More importantly, we have almost no evidence that restricting freedom of movement would reduce deprivation. The economist Michael Clemens observes: ‘There is no real-world setting in which deterring skilled-worker migration of any kind has been shown sufficient to cause development by any measure’.2 Even if skilled emigration has negative effects, it does not follow that measures to prevent the emigration of skilled workers would have good effects. Suppose that a state implements Brock's proposal to compel skilled citizens, including citizens who attended private universities, to complete compulsory service for a year or two. This proposal might lower the returns to education even for citizens who have no intention of emigrating, which could cause fewer people to pursue higher education. Alternatively, people may decide to pursue higher education in another country in order to avoid these requirements. It is easy to imagine reasons why compulsory service requirements could fail to bring about the desired outcomes. But the more fundamental problem is that we may never know if compulsory service worked or not. Imagine that states enforce compulsory service and development indicators in these states improve. Can we be confident that compulsory service caused these good outcomes?i
Brock does briefly mention evidence of compulsory service requirements for doctors in order to argue that her proposal would have good effects (pp.98–9). As Brock notes, there is little rigorous evidence that these programmes improve health outcomes (Brock says that these programmes ameliorate loss of service, but it is seems to me that we should care about health outcomes rather than service per se). For instance, Brock cites a study of Ecuador, which requires the graduates of all medical, nursing and dental schools to perform a year of service in a rural area in order to obtain a licence to practice. But it is noteworthy that the authors of the study report that it is ‘highly unlikely’ that this programme improved health outcomes in part because doctors lacked adequate training and access to facilities.3 At any rate, even if compelling physicians to stay in a country has good results in some cases, we are unable to infer that prohibiting skilled citizens from emigrating would have good results in general.

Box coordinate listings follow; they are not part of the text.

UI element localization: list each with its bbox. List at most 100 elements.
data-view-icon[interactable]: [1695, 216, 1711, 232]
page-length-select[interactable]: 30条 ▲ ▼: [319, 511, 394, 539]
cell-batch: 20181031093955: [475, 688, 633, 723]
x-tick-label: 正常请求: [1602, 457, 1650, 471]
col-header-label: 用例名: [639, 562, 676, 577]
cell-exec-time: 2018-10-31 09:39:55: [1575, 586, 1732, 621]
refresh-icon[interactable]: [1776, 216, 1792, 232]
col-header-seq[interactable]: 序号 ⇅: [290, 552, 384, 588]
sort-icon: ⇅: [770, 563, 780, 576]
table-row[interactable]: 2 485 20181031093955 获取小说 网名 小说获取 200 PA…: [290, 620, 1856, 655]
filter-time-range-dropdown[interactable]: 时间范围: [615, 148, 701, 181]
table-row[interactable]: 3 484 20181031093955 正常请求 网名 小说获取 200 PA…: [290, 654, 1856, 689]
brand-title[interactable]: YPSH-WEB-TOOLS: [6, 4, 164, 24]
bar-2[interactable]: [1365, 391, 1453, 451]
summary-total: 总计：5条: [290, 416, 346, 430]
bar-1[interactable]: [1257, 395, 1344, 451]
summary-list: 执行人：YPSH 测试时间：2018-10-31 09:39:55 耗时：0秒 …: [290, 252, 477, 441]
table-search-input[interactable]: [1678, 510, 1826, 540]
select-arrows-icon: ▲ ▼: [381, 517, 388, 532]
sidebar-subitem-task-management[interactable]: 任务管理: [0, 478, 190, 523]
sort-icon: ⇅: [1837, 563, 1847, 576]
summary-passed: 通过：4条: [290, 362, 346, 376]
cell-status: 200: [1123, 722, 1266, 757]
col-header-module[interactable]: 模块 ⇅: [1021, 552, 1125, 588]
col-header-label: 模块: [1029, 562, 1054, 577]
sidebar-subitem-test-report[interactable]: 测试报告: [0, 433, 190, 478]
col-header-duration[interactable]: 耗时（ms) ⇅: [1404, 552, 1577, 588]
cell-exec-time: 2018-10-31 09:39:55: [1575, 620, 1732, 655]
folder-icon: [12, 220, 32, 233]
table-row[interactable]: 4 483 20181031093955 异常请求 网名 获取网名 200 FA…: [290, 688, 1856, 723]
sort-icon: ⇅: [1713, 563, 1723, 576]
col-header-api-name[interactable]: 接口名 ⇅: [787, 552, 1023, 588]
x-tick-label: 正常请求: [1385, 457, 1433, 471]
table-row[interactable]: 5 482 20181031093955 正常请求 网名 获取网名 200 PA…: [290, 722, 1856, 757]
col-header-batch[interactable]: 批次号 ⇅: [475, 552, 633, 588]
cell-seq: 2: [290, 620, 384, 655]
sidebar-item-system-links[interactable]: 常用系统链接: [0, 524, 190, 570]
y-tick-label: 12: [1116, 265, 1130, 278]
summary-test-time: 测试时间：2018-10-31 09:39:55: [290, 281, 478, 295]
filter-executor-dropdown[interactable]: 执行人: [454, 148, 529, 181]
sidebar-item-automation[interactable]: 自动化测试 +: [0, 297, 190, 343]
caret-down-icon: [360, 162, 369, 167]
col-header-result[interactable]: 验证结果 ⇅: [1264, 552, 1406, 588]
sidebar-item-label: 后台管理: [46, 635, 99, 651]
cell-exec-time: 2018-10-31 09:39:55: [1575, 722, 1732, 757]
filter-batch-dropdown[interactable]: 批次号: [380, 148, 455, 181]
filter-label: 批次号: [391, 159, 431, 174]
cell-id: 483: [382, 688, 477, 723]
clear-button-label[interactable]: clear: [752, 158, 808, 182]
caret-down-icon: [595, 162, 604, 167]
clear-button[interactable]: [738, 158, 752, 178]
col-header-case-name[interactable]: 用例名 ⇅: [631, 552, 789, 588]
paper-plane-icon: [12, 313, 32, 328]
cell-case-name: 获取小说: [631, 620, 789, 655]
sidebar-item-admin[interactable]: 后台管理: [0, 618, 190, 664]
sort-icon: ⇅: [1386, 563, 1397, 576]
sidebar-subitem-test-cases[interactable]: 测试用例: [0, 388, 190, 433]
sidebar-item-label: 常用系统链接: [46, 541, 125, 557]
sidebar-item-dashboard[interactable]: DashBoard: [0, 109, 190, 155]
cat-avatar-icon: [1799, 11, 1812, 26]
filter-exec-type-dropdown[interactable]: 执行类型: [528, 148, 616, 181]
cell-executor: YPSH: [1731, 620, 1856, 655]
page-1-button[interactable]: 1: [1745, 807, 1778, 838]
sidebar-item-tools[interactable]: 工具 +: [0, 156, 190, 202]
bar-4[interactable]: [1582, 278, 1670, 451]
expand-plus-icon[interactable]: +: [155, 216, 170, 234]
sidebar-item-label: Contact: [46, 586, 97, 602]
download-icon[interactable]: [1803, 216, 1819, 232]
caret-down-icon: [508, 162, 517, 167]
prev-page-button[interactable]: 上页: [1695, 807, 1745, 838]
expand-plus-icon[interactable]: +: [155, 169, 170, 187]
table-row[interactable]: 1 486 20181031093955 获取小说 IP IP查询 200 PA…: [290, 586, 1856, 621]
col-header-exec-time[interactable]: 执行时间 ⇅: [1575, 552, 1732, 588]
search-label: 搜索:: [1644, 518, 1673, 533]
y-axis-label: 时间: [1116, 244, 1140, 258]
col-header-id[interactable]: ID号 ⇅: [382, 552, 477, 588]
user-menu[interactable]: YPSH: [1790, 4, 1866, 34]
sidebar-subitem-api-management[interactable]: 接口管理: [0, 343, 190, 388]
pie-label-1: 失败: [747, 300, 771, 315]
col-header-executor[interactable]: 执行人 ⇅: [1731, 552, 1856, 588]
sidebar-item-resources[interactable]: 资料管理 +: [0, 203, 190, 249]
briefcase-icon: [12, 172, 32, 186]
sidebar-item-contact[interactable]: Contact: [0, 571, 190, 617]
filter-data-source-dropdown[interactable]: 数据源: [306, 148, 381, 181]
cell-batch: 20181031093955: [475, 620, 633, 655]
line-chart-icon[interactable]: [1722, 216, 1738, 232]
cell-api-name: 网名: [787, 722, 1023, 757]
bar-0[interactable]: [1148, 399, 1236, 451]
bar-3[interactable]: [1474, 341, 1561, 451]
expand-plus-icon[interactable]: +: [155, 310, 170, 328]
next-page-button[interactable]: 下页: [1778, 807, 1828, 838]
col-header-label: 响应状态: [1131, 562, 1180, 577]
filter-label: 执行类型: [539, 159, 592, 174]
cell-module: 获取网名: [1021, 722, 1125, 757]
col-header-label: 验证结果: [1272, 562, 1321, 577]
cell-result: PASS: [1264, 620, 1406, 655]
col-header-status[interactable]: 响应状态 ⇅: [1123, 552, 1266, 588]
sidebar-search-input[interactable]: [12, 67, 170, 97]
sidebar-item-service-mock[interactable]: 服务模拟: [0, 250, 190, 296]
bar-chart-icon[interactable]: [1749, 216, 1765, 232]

So, I agree with Brock that it is in principle permissible to restrict freedom if this is necessary to significantly reduce deprivation. But public officials are often in a bad position to know if restricting emigration would have beneficial effects in any particular case. For this reason, poor states should err on the side of liberty and refrain from limiting emigration. States should instead pursue less-speculative measures to reduce deprivation.
Footnotes
Competing interests None declared.
Provenance and peer review Commissioned; internally peer reviewed.
↵i You might say: it is too demanding to expect all public policies to meet these stringent evidentiary standards. Perhaps, but the burden of proof is high for policies that restrict valuable freedoms.